Hera and General Electric together for energy recovery An experimental and innovative project with an ambitious goal: energy recovery and lower consumption of fossil fuels by decompressing the methane gas distributed in urban networks. general electric (1).jpg The exclusive agreement between Hera Group and General Electric specifically involves installing a turbo expander at the R&M stations (gas delivery points) of the Ducati factory in Bologna. It is a medium-small turbo expander (330 kW electric), which can be installed in medium-sized R&M stations, that in combination with a heat pump that uses CO2 as a thermal carrier fluid, recovers part of the electric energy to preheat the gas used in the process. In 2019, we completed all the production start-up activities and started the provisional running phase, in order to carry out all the performance and endurance tests. It is scheduled to start operating at full capacity in the second half of 2020. Once the testing is completed, if the expected performance is confirmed, this technology can be installed in other methane gas decompression stations of the Hera Group. The project, moreover, contributes to achieving target 7.3 of the UN’s 2030 Agenda.
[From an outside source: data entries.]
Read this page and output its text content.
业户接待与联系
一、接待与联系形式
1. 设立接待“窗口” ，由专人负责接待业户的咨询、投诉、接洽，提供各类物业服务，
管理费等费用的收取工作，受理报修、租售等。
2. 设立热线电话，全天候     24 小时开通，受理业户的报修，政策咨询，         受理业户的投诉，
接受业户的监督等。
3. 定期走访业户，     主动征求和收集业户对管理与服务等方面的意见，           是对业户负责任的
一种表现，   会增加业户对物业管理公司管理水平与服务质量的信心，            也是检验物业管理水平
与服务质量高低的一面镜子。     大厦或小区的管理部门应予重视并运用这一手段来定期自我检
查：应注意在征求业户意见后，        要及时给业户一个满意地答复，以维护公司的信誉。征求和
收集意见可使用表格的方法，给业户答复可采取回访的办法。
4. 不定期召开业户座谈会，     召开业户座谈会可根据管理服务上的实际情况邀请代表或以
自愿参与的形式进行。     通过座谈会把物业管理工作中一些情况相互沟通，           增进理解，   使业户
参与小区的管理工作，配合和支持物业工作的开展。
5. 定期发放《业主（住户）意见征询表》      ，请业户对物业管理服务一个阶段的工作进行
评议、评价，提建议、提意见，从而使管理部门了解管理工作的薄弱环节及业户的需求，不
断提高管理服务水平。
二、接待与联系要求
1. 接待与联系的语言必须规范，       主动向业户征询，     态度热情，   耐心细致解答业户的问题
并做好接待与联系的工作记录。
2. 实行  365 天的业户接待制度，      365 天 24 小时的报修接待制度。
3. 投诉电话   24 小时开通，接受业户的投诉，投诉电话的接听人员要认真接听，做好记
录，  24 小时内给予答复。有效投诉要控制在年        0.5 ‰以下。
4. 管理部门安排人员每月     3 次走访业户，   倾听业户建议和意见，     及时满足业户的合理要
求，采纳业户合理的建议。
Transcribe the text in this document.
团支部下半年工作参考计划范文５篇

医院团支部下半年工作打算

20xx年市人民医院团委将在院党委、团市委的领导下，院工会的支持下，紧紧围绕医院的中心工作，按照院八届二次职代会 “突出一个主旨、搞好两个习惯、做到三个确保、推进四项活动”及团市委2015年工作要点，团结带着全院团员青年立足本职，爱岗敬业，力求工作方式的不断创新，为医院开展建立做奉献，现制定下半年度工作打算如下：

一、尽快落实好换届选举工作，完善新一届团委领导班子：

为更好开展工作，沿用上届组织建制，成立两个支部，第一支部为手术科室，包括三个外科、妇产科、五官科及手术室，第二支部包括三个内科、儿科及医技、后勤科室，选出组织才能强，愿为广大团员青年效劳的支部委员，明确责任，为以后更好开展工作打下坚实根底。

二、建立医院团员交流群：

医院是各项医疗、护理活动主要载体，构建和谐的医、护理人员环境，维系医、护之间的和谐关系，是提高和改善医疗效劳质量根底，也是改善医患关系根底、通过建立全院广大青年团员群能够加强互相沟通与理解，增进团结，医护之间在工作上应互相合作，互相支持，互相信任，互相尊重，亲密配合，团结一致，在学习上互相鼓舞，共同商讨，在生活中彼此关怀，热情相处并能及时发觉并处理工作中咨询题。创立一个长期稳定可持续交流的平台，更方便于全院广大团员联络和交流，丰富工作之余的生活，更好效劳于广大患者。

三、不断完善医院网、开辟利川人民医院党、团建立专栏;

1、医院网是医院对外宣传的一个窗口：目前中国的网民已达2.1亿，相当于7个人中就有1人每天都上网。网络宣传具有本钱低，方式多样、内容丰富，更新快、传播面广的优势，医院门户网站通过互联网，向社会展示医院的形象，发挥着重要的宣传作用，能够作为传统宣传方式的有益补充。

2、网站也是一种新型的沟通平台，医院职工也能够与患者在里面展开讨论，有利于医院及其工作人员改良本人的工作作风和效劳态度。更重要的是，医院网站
The Imola cogeneration plant: state-of-the-art technology for the local area What do the Town Hall and the Municipal Library of Imola have in common, but also the theatres, the old and the new hospital, the Alberghetti Technical Institute, and the municipal swimming pool? They are all connected to the district heating network served by the Imola Cogeneration Plant, the pride and joy of the Hera Group. An extremely cutting-edge project that in 2019 celebrated the tenth anniversary of its foundation, confirming it is one of the most innovative and efficient plants in Italy. centrale cogenerazione cogen (1).jpg Let's take a step back. What is cogeneration? It is the combined production of multiple forms of secondary energy, such as electricity or heat, within a single integrated system powered by a single primary energy source, which can be fossil or renewable. This process can save around 40% of energy compared to the production of electricity and heat separately in conventional power plants. The Imola cogeneration plant, housed on a site of over 5 thousand m2, is perfectly integrated into its surrounding landscape. It is powered by natural gas and has an electrical power of 80 MWe, almost enough to satisfy the Imola area's entire annual electricity demand. With a thermal capacity of 65 MWt, it can support both the current peak loads required by the district heating network and the basic thermal load expected with future connections. Moreover, since it can operate "as an island", the power station can continue to supply electricity to almost all the users connected to the Italian grid even in the event of a power blackout, making Imola and its district perfectly self-sufficient. In 2019, the Imola cogeneration plant produced 257,900 MWh of electricity and 118,785 MWh of thermal energy. The plant provides high performance from both the production and the environmental points of view, combining low levels of atmospheric emissions with significant energy savings. We have achieved many goals in recent years, but we are not going to stop: in 2020, in fact, we are working to reduce the power plant's water consumption further.